Woman hacker hands at keyboard showing cyber attack

Largest Chinese Fast Food Chain in the US, Panda Express, Impacted by March Cyber Attack

Panda Express, the largest Chinese fast food chain in the United States, was impacted by the March 2024 cyber attack that affected its parent company’s corporate systems.

With an annual revenue of over $3 billion, Panda Express is the largest Asian fast food restaurant in the United States, operating in 2,200 locations and employing 47,000 people.

The Rosemead, California-based Panda Restaurant Group (PRG) is the parent company of Panda Express, Panda Inn, and Hibachi-San.

According to a data breach notification filed with the Office of the Maine Attorney General, PRG discovered the “external system breach” on March 10 after a threat actor breached its corporate systems and maintained persistence between March 7 and 11, 2024.

Panda Express cyber attack compromised employees’ personal information

Upon detection, the Chinese fast food chain secured its environment, initiated remediation and recovery efforts, and launched an investigation with law enforcement authorities and third-party cybersecurity experts.

“With the support of third-party experts, we then began a thorough review of the data affected to identify the specific information and individuals impacted.”

Panda’s investigation determined that an unauthorized actor, whose identity remains a mystery, accessed certain information from its corporate systems.

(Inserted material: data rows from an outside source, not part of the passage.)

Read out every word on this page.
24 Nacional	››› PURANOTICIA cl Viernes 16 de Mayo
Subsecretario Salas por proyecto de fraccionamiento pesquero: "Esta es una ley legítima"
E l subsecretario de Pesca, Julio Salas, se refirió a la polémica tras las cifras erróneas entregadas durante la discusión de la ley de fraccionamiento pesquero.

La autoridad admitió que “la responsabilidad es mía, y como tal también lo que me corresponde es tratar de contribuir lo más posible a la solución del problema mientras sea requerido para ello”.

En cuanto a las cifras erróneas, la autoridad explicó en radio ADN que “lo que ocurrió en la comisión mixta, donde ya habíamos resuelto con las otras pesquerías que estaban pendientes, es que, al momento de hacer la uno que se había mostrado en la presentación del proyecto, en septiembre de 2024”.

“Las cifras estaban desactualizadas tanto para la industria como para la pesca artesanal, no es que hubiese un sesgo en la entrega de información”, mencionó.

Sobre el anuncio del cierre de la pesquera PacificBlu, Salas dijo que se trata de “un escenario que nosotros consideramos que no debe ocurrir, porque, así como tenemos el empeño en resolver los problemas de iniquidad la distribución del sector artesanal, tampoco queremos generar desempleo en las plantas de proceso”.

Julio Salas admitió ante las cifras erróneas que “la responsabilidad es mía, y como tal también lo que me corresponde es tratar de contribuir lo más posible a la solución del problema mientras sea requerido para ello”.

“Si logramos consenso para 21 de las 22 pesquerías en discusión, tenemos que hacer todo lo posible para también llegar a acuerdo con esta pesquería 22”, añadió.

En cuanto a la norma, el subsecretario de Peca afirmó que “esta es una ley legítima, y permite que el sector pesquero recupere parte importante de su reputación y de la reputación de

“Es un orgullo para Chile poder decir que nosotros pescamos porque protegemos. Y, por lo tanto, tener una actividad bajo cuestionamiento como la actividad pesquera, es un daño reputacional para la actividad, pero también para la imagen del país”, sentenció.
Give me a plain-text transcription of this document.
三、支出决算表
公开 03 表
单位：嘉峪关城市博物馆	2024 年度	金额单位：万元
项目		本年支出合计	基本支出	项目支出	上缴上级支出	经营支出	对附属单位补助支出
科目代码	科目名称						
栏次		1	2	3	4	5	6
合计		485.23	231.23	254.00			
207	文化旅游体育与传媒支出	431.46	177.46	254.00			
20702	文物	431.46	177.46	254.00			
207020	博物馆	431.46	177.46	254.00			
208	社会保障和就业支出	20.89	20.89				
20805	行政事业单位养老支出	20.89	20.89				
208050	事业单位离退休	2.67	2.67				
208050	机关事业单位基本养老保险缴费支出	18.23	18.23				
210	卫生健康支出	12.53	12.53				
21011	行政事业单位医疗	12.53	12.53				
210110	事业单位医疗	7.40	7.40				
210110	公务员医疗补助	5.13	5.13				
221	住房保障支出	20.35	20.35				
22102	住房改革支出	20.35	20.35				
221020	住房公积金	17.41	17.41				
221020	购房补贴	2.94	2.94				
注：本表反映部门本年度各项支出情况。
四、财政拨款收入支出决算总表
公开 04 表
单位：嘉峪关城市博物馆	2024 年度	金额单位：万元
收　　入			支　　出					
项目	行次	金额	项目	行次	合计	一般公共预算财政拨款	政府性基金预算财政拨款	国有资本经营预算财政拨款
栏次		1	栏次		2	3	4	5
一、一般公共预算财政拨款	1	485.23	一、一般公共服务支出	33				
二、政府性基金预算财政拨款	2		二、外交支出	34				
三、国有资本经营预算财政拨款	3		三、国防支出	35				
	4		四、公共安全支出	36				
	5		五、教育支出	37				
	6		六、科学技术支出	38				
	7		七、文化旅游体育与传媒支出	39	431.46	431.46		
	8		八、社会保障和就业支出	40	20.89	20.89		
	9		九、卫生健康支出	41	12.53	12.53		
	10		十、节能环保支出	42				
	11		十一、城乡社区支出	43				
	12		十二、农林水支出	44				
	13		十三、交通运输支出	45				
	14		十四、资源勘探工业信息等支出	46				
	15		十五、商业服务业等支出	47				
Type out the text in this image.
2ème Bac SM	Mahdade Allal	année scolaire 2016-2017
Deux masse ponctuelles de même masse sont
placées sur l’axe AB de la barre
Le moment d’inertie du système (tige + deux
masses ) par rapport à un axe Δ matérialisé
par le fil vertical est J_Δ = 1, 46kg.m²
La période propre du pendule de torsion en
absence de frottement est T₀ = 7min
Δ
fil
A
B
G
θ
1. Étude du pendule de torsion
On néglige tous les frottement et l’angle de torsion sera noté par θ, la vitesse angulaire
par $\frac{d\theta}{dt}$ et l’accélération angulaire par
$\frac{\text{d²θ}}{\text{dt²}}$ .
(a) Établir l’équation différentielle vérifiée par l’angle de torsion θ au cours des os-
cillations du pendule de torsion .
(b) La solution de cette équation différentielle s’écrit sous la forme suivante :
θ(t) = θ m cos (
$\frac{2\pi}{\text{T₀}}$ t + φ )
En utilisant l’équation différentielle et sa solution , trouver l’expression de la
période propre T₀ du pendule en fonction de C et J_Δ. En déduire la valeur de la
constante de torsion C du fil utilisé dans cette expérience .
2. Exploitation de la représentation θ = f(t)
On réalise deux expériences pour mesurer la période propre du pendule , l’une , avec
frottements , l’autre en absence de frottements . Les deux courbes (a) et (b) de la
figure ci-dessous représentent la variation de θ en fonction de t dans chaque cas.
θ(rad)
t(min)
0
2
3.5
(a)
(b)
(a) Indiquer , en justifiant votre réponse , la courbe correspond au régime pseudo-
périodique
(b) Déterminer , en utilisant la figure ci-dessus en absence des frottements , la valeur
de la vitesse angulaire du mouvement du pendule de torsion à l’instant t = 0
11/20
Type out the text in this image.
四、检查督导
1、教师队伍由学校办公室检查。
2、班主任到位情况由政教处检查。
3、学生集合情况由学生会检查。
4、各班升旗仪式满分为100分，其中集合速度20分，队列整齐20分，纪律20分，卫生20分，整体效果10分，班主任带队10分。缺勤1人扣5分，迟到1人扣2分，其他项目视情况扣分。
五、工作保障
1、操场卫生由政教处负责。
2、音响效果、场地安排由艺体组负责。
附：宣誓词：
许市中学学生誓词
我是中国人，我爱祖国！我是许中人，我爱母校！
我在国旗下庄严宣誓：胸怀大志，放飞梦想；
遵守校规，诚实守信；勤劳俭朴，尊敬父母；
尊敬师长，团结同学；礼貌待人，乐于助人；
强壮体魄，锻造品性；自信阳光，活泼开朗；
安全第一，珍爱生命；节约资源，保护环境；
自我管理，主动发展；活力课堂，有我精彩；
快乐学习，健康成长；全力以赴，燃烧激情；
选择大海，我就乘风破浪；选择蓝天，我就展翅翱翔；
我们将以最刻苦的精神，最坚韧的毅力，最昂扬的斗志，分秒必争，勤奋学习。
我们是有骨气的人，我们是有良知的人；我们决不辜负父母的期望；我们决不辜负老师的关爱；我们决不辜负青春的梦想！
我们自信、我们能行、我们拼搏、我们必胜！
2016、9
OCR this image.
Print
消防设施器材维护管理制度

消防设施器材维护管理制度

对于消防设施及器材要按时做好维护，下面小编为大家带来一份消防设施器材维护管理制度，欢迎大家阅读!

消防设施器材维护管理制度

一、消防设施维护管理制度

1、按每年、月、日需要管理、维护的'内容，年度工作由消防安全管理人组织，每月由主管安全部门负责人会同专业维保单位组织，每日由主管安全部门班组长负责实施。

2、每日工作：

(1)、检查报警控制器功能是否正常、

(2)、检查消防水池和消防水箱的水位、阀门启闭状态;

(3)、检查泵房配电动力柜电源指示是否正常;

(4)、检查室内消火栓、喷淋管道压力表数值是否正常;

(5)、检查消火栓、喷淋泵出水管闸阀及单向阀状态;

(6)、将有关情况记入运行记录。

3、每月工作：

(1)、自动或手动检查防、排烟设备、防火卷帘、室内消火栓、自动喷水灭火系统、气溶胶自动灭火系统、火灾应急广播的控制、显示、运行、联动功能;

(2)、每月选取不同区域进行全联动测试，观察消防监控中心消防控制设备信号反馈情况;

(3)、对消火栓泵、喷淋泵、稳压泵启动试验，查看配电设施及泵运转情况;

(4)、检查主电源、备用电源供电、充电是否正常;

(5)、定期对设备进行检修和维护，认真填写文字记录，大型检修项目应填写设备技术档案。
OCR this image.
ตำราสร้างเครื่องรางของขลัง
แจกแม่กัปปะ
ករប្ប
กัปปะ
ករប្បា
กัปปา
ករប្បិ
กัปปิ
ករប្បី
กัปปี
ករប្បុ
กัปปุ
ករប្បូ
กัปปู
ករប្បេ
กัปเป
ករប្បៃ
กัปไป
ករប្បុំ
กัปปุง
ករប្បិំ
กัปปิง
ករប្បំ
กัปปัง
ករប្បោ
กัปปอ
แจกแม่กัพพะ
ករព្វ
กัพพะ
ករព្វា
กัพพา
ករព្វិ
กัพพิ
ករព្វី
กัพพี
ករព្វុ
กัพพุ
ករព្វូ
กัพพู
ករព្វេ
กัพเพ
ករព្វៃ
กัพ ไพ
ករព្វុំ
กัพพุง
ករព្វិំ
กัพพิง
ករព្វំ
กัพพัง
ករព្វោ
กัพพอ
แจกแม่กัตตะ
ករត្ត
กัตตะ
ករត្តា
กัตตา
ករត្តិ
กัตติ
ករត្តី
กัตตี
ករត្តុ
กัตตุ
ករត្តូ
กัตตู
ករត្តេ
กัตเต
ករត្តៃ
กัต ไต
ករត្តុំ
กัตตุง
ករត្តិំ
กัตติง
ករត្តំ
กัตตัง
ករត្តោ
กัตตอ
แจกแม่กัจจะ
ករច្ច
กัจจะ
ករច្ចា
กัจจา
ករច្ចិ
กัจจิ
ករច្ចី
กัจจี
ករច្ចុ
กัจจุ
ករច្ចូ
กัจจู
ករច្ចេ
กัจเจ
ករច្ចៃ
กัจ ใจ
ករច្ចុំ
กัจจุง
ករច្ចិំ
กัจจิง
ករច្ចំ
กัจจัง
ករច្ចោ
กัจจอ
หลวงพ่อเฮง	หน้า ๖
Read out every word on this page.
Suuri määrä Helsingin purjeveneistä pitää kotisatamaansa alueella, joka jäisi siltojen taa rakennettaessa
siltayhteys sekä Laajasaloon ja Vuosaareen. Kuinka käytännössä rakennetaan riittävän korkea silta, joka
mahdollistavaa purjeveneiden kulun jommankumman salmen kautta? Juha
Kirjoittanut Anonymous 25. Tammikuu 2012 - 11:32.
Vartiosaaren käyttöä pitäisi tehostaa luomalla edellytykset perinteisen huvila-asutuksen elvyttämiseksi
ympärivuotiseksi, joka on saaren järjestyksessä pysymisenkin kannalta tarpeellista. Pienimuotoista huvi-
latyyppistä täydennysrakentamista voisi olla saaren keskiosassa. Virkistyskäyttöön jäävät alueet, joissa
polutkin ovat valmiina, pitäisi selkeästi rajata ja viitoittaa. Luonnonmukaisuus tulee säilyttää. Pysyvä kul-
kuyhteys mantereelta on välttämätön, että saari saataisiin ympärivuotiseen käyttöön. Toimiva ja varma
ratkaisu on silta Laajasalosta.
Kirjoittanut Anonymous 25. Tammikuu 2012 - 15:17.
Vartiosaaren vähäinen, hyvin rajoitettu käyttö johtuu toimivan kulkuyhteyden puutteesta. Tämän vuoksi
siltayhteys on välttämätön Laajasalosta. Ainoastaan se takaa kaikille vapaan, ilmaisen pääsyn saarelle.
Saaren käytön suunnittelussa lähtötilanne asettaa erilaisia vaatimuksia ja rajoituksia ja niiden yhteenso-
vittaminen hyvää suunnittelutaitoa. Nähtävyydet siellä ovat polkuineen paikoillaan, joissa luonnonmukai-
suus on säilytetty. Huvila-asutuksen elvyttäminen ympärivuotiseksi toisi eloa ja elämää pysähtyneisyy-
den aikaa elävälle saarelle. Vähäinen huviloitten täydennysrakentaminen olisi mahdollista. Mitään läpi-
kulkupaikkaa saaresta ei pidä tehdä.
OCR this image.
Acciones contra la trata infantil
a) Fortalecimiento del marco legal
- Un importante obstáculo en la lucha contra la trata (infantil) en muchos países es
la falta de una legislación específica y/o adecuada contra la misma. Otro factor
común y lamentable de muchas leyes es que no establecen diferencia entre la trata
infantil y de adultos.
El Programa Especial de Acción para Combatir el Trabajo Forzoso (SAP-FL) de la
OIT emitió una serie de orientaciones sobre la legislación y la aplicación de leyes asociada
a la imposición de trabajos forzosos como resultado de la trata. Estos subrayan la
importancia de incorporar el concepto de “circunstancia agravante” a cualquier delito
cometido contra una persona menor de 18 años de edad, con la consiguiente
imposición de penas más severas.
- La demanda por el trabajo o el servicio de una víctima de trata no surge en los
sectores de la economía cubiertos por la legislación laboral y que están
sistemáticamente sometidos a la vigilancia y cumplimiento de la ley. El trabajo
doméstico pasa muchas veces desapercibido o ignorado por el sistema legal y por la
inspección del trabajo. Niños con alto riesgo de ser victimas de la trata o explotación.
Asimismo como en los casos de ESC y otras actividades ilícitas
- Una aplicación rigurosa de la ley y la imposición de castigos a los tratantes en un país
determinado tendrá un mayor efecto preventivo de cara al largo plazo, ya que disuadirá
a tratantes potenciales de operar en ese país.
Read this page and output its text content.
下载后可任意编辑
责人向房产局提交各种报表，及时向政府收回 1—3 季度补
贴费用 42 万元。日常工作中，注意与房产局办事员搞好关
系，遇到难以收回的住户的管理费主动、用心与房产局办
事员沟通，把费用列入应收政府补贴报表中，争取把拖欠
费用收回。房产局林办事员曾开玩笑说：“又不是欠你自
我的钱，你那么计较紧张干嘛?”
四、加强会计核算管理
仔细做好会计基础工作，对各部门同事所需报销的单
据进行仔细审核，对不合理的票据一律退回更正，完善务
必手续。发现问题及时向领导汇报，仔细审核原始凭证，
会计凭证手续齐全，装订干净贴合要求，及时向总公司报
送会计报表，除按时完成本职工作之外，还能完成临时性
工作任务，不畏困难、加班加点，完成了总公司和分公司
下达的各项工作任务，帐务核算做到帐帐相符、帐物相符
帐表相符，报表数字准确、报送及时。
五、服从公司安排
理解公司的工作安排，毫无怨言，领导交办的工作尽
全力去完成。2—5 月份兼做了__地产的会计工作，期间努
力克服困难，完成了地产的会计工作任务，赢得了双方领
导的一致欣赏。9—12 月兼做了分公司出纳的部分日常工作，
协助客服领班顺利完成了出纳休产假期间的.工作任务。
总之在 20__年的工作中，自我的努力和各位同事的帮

The cyber attack leaked sensitive personal information, including victims’ first and last names, driver’s license numbers or non-driver identification card numbers, and other unspecified personal identifiers.

Although the number of impacted victims remained undisclosed, the Panda Express data breach impacted current and former employees. However, the cyber attack did not compromise customer data, disrupt store operations, or degrade customer experience across Panda restaurants.

Currently, Panda has no evidence that the threat actor misused the stolen information, and efforts are underway to contact all impacted individuals.

Panda is also offering 12 months of identity theft protection and credit monitoring services through CyEx Identity Defense Total – 3 Bureau to protect the victims from fraud.

The Asian food retailer also advises victims to stay vigilant for suspicious activity by monitoring their credit reports and bank account statements and reporting any anomalies to their financial institutions and relevant law enforcement agencies.

Impacted victims could also freeze their credit reports to prevent fraudsters from opening new credit lines. Similarly, enabling fraud alerts would force lenders to verify the loan or credit card applicant’s identity before approval.

Meanwhile, the parent company of Panda Inn, Panda Express, and Hibachi-San said it has “implemented additional technical safeguards” to prevent similar incidents in the future.

Motive and perpetrator of cyber attack unknown

The motive behind the Panda Express cyber attack remains unknown. So far, the restaurant chain has not reported receiving any ransom demands, and no hacking group has claimed responsibility for the cyber attack.

“While only Panda Restaurant Group and their security team know the extent today of the recent data breach, any time that personal data is potentially exposed, corporate and customers is at risk of being exposed,” warned Sean Deuby, Principal Technologist at Semperis. “However, due to the company’s activation of their recovery and resiliency response plan when they first learned about the breach, they could return from the incident more quickly than most.”

Cybercriminals frequently target food retailers to access personal and payment information collected during operations.

In January 2023, American food distributor Sysco suffered a data breach that leaked business, employee, and customer data. In the same month, Yum! Brands, the parent company of KFC, Pizza Hut, and Taco Bell, shut down over 300 outlets in the UK after a cyber attack.

In September 2023, Pizza Hut Australia disclosed a data breach that leaked the personal information and limited financial details of 193,000 customers.